Парень, державший лошадь за веревку, осторожно по веревке подошел к ней
и отвязал стремена, подвязанные к подпругам. Он снова отошел от лошади на
расстояние вытянутой веревки и снова пустил ее. Теперь стремена свободно
болтались, но лошадь, все так же взбрыкивая, гневной рысцой бежала по кругу.
-- Теперь совсем другое дело, -- сказал председатель, словно за этим и
вышел, однако уже у дверей правления снова повернулся и крикнул: -- А с
тобой, Цурцумия, особый разговор будет...
Худенький, пожилой крестьянин в черной рубашке и полотняной кепке,
нервно вздрогнув, вскинул голову в сторону председателя, словно хотел ему
что-то ответить, но сдержался.
-- Чего он Цурцумия ругает? -- спросил Чунка у того, что стоял перед
ним. Тот опять обернул к нему седобровое лицо и с лукавой улыбкой человека,
знающего тайные пружины взаимоотношений местных людей, начал старательно
пояснять:
-- Цурцумия -- родственник вот этого, который хочет сесть на лошадь. А
председатель думает, что Цурцумия собрал людей, чтобы через любование его
родственником себе уважение получить. За это зуб на него имеет. А так
Цурцумия неплохой человек, только немножко бедный...
Тут он на мгновенье задумался и, видимо, решив раз и навсегда исчерпать
тему Цурцумия, добавил:
-- Но тот Цурцумия, который в городе живет, родственник нашего
Цурцумия. Тот лопается, как инжир, такой богатый. А наш Цурцумия бедный, а
так человек неплохой... Табак хорошо понимает...
После того как председатель победно покинул веранду и исчез в дверях,
побежденные несколько оживились. Лошадь все еще кружилась на веревке.
Цурцумия бросил не объездчика взгляд, полный тревожной мольбы.
-- Еще раз попробуем, -- сказал объездчик тому, что держал конец
веревки.
Тот, осторожно перебирая ее, подошел к кобылице. Она теперь стояла
совершенно неподвижно, едва прядая ушами, и только по черному крупу
временами пробегала дрожь, как рябь по воде.

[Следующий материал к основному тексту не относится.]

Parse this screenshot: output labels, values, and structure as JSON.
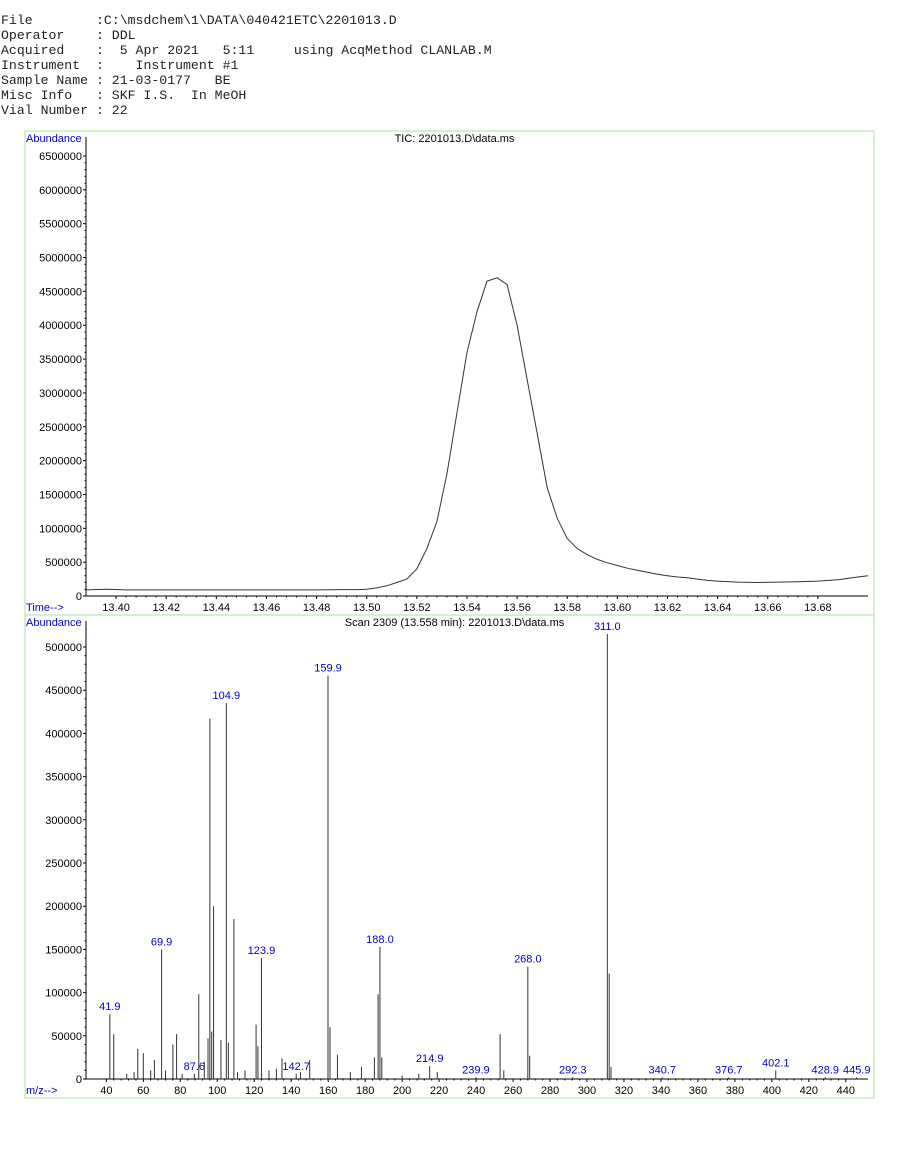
{
  "header": [
    {
      "label": "File        ",
      "value": ":C:\\msdchem\\1\\DATA\\040421ETC\\2201013.D"
    },
    {
      "label": "Operator    ",
      "value": ": DDL"
    },
    {
      "label": "Acquired    ",
      "value": ":  5 Apr 2021   5:11     using AcqMethod CLANLAB.M"
    },
    {
      "label": "Instrument  ",
      "value": ":    Instrument #1"
    },
    {
      "label": "Sample Name ",
      "value": ": 21-03-0177   BE"
    },
    {
      "label": "Misc Info   ",
      "value": ": SKF I.S.  In MeOH"
    },
    {
      "label": "Vial Number ",
      "value": ": 22"
    }
  ],
  "chart_data": [
    {
      "type": "line",
      "title": "TIC: 2201013.D\\data.ms",
      "ylabel": "Abundance",
      "xlabel": "Time-->",
      "xlim": [
        13.388,
        13.7
      ],
      "ylim": [
        0,
        6500000
      ],
      "x_ticks": [
        "13.40",
        "13.42",
        "13.44",
        "13.46",
        "13.48",
        "13.50",
        "13.52",
        "13.54",
        "13.56",
        "13.58",
        "13.60",
        "13.62",
        "13.64",
        "13.66",
        "13.68"
      ],
      "x_tick_values": [
        13.4,
        13.42,
        13.44,
        13.46,
        13.48,
        13.5,
        13.52,
        13.54,
        13.56,
        13.58,
        13.6,
        13.62,
        13.64,
        13.66,
        13.68
      ],
      "y_ticks": [
        "0",
        "500000",
        "1000000",
        "1500000",
        "2000000",
        "2500000",
        "3000000",
        "3500000",
        "4000000",
        "4500000",
        "5000000",
        "5500000",
        "6000000",
        "6500000"
      ],
      "y_tick_values": [
        0,
        500000,
        1000000,
        1500000,
        2000000,
        2500000,
        3000000,
        3500000,
        4000000,
        4500000,
        5000000,
        5500000,
        6000000,
        6500000
      ],
      "x": [
        13.388,
        13.396,
        13.404,
        13.42,
        13.44,
        13.46,
        13.48,
        13.49,
        13.496,
        13.5,
        13.504,
        13.508,
        13.512,
        13.516,
        13.52,
        13.524,
        13.528,
        13.532,
        13.536,
        13.54,
        13.544,
        13.548,
        13.552,
        13.556,
        13.56,
        13.564,
        13.568,
        13.572,
        13.576,
        13.58,
        13.584,
        13.588,
        13.592,
        13.596,
        13.6,
        13.604,
        13.608,
        13.612,
        13.616,
        13.62,
        13.624,
        13.628,
        13.632,
        13.636,
        13.64,
        13.648,
        13.656,
        13.664,
        13.672,
        13.68,
        13.688,
        13.692,
        13.696,
        13.7
      ],
      "y": [
        90000,
        100000,
        90000,
        90000,
        90000,
        90000,
        90000,
        95000,
        95000,
        100000,
        120000,
        150000,
        200000,
        250000,
        400000,
        700000,
        1100000,
        1800000,
        2700000,
        3600000,
        4200000,
        4650000,
        4700000,
        4600000,
        4000000,
        3200000,
        2400000,
        1600000,
        1150000,
        850000,
        700000,
        610000,
        540000,
        490000,
        450000,
        410000,
        380000,
        350000,
        320000,
        300000,
        280000,
        270000,
        250000,
        230000,
        220000,
        205000,
        200000,
        205000,
        210000,
        220000,
        240000,
        260000,
        280000,
        300000
      ]
    },
    {
      "type": "bar",
      "title": "Scan 2309 (13.558 min): 2201013.D\\data.ms",
      "ylabel": "Abundance",
      "xlabel": "m/z-->",
      "xlim": [
        29,
        452
      ],
      "ylim": [
        0,
        525000
      ],
      "x_ticks": [
        "40",
        "60",
        "80",
        "100",
        "120",
        "140",
        "160",
        "180",
        "200",
        "220",
        "240",
        "260",
        "280",
        "300",
        "320",
        "340",
        "360",
        "380",
        "400",
        "420",
        "440"
      ],
      "x_tick_values": [
        40,
        60,
        80,
        100,
        120,
        140,
        160,
        180,
        200,
        220,
        240,
        260,
        280,
        300,
        320,
        340,
        360,
        380,
        400,
        420,
        440
      ],
      "y_ticks": [
        "0",
        "50000",
        "100000",
        "150000",
        "200000",
        "250000",
        "300000",
        "350000",
        "400000",
        "450000",
        "500000"
      ],
      "y_tick_values": [
        0,
        50000,
        100000,
        150000,
        200000,
        250000,
        300000,
        350000,
        400000,
        450000,
        500000
      ],
      "peaks": [
        {
          "mz": 41.9,
          "abundance": 75000,
          "label": "41.9"
        },
        {
          "mz": 44.0,
          "abundance": 52000
        },
        {
          "mz": 51.0,
          "abundance": 6000
        },
        {
          "mz": 55.0,
          "abundance": 8000
        },
        {
          "mz": 57.0,
          "abundance": 35000
        },
        {
          "mz": 60.0,
          "abundance": 30000
        },
        {
          "mz": 64.0,
          "abundance": 10000
        },
        {
          "mz": 66.0,
          "abundance": 22000
        },
        {
          "mz": 69.9,
          "abundance": 150000,
          "label": "69.9"
        },
        {
          "mz": 72.0,
          "abundance": 10000
        },
        {
          "mz": 76.0,
          "abundance": 40000
        },
        {
          "mz": 78.0,
          "abundance": 52000
        },
        {
          "mz": 81.0,
          "abundance": 6000
        },
        {
          "mz": 87.6,
          "abundance": 6000,
          "label": "87.6"
        },
        {
          "mz": 90.0,
          "abundance": 98000
        },
        {
          "mz": 93.0,
          "abundance": 20000
        },
        {
          "mz": 95.0,
          "abundance": 47000
        },
        {
          "mz": 96.0,
          "abundance": 417000
        },
        {
          "mz": 97.0,
          "abundance": 55000
        },
        {
          "mz": 98.0,
          "abundance": 200000
        },
        {
          "mz": 102.0,
          "abundance": 45000
        },
        {
          "mz": 104.9,
          "abundance": 435000,
          "label": "104.9"
        },
        {
          "mz": 106.0,
          "abundance": 42000
        },
        {
          "mz": 109.0,
          "abundance": 185000
        },
        {
          "mz": 111.0,
          "abundance": 8000
        },
        {
          "mz": 115.0,
          "abundance": 10000
        },
        {
          "mz": 121.0,
          "abundance": 63000
        },
        {
          "mz": 122.0,
          "abundance": 38000
        },
        {
          "mz": 123.9,
          "abundance": 140000,
          "label": "123.9"
        },
        {
          "mz": 128.0,
          "abundance": 10000
        },
        {
          "mz": 132.0,
          "abundance": 12000
        },
        {
          "mz": 135.0,
          "abundance": 24000
        },
        {
          "mz": 142.7,
          "abundance": 6000,
          "label": "142.7"
        },
        {
          "mz": 145.0,
          "abundance": 8000
        },
        {
          "mz": 150.0,
          "abundance": 22000
        },
        {
          "mz": 159.9,
          "abundance": 467000,
          "label": "159.9"
        },
        {
          "mz": 161.0,
          "abundance": 60000
        },
        {
          "mz": 165.0,
          "abundance": 28000
        },
        {
          "mz": 172.0,
          "abundance": 8000
        },
        {
          "mz": 178.0,
          "abundance": 14000
        },
        {
          "mz": 185.0,
          "abundance": 25000
        },
        {
          "mz": 187.0,
          "abundance": 98000
        },
        {
          "mz": 188.0,
          "abundance": 153000,
          "label": "188.0"
        },
        {
          "mz": 189.0,
          "abundance": 25000
        },
        {
          "mz": 200.0,
          "abundance": 4000
        },
        {
          "mz": 209.0,
          "abundance": 6000
        },
        {
          "mz": 214.9,
          "abundance": 15000,
          "label": "214.9"
        },
        {
          "mz": 219.0,
          "abundance": 8000
        },
        {
          "mz": 239.9,
          "abundance": 2000,
          "label": "239.9"
        },
        {
          "mz": 253.0,
          "abundance": 52000
        },
        {
          "mz": 255.0,
          "abundance": 10000
        },
        {
          "mz": 268.0,
          "abundance": 130000,
          "label": "268.0"
        },
        {
          "mz": 269.0,
          "abundance": 27000
        },
        {
          "mz": 292.3,
          "abundance": 2000,
          "label": "292.3"
        },
        {
          "mz": 311.0,
          "abundance": 515000,
          "label": "311.0"
        },
        {
          "mz": 312.0,
          "abundance": 122000
        },
        {
          "mz": 313.0,
          "abundance": 14000
        },
        {
          "mz": 340.7,
          "abundance": 2000,
          "label": "340.7"
        },
        {
          "mz": 376.7,
          "abundance": 2000,
          "label": "376.7"
        },
        {
          "mz": 402.1,
          "abundance": 10000,
          "label": "402.1"
        },
        {
          "mz": 428.9,
          "abundance": 2000,
          "label": "428.9"
        },
        {
          "mz": 445.9,
          "abundance": 2000,
          "label": "445.9"
        }
      ]
    }
  ]
}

Объездчик вкрадчивой походкой подошел к ней, все еще держа в левой руке
уздечку, а в правой камчу. Лошадь, казалось, не обращала на него внимания.
Она была неподвижна. Чунка заметил, что Цурцумия от волнения сорвал со своей
головы полотняную кепку и прижимал ее к груди, то и дело перебирая жующими
пальцами.
-- Сейчас бешеную собаку увидишь, -- сказал крестьянин, стоявший
впереди Чунки, и отбросил окурок.
Объездчик передал уздечку тому, что держал теперь лошадь за недоуздок.
Тот осторожно сунул ей в рот удила, осторожно пристегнул нащечный ремень и
так же осторожно подвел поводья к седлу, продолжая другой рукой придерживать
лошадь за недоуздок. Объездчик перехватил поводья. Лошадь продолжала стоять
совершенно неподвижно, но почему-то именно эта ее неподвижность больше всего
подтверждала ее неуклонную нацеленность на взрыв.
Тот, что держал ее за недоуздок, стал пятиться, пропуская веревку в
ладони, пока не дошел до конца вытянутой веревки, которую он намотал на
кулак, и остановился.
-- Давай! -- сказал он и ухватился за веревку второй рукой.
Объездчик, придерживая поводья, положил руки на переднюю луку седла.
Потом осторожно вдел ногу в стремя и замер в этой позе. Толчок! Парень
метнулся к седлу, но не успела его нога перемахнуть через него, как лошадь
мгновенно дала свечу, отшвырнула объездчика и, со свечи повернувшись на
задних ногах, бросилась на него, оскалив желтозубую пасть. Она едва не
схватила его за отбивающийся сапог, но тут натянутая веревка не пустила ее
дальше.
-- Бешеная собака, -- радостно закричал крестьянин, стоявший впереди
Чунки, -- человека за человека не считает!
Цурцумия, хлопнув о землю свою шапчонку, бросился подымать объездчика,
но тот, оттолкнув Цурцумия, сам вскочил и стал ругать парня, державшего
веревку, за то, что тот якобы недостаточно натягивал ее. Потом он вдруг,
словно только заметил, схватил ладонью телепавшийся у плеча лоскут рубахи и,
вырвав, отбросил.
Подобрав камчу, выпавшую у него из рук, он, скрывая бешенство, подошел
к лошади и изо всех сил огрел ее. Лошадь всхрапнула и галопом помчалась по
кругу, и тот, что держал ее на веревке, сейчас еле удерживал ее, обеими
руками вцепившись в нее и почти запрокинувшись на оттяжке.
-- Главное, -- сказал крестьянин, обернувшись к Чунке, -- эта лошадь
сразу не кусает, как другие. Сперва выбрасывает человека, потом становится
на задние ноги, а потом уже кусает. Такую привычку имеет. Видишь, рубашку
порвала? В тот раз чуть за горло не схватила.
-- А сколько раз он пытался сесть? -- спросил Чунка.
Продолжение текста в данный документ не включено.